Chief Financial Officer’s review

DELIVERING PROFITABLE GROWTH

St Barbara further consolidated its strong financial position in FY11, reporting a statutory net profit after tax of $68.6 million for the year, and an underlying net profit after tax of $54.4 million, with cash on hand at 30 June 2011 of $79.5 million and total debt of $12.1 million.

The significant increase in underlying net profit after tax over the previous year was driven by the 12% increase in gold production and a higher average gold price of A$1,387 per ounce (2010: A$1,244 per ounce).

In FY11 cash flows from operating activities increased by 53% due to higher gold revenue, and the Company invested significant cash in exploration, ongoing mine development to support mining at the Gwalia and Marvel Loch underground mines and in developing the King of the Hills underground mine.
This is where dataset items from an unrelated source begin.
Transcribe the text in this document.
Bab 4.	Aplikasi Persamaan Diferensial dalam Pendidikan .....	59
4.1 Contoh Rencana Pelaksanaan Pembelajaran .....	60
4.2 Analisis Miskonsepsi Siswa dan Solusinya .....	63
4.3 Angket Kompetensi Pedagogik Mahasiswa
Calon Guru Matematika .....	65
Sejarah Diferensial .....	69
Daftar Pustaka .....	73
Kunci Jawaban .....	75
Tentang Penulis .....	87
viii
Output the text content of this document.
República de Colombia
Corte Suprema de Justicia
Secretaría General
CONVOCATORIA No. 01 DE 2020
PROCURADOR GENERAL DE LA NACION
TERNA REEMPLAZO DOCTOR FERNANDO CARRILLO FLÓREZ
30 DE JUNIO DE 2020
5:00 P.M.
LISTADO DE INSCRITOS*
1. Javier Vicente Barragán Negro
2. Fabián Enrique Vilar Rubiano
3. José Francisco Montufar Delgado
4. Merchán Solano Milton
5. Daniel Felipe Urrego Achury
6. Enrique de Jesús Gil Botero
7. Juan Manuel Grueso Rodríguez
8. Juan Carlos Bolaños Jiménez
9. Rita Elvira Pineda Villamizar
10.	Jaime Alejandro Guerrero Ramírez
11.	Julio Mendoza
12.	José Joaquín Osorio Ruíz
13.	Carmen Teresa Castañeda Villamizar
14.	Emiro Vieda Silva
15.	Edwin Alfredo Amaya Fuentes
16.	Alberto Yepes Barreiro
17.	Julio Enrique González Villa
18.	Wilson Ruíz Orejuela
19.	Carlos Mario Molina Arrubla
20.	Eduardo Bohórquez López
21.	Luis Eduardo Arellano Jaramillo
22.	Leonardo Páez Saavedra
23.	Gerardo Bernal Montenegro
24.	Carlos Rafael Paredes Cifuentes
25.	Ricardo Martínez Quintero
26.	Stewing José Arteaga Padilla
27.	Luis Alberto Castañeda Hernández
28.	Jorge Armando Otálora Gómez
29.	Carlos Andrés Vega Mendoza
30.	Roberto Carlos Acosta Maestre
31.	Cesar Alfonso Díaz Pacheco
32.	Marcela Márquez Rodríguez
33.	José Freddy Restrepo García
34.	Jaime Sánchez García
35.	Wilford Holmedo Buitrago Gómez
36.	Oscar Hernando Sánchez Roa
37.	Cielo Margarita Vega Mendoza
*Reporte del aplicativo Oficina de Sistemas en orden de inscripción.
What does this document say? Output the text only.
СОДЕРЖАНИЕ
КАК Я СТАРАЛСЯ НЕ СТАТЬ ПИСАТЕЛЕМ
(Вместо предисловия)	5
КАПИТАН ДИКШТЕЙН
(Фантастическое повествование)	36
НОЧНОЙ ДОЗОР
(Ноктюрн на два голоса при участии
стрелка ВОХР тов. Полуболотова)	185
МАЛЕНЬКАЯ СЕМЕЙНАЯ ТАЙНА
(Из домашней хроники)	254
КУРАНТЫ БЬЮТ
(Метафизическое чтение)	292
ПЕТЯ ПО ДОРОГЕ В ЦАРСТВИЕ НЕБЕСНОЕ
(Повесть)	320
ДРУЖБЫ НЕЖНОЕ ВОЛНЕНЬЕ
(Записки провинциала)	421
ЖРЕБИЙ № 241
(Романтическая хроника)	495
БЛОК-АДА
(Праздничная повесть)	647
St Barbara’s substantial cash balance and low gearing provides flexibility to fund increased exploration activities and future organic growth opportunities.

During the year a business improvement program was established within the Company. This program includes a centralised procurement function, which has already achieved estimated cost savings of $10 million over a two year period. The combination of controlling costs, improving operating efficiencies and increasing productivity contained operating cost price increases to an average of 3.6% in FY11.

In FY12 business improvement will continue to focus on driving productivity initiatives and cost saving opportunities across the Company.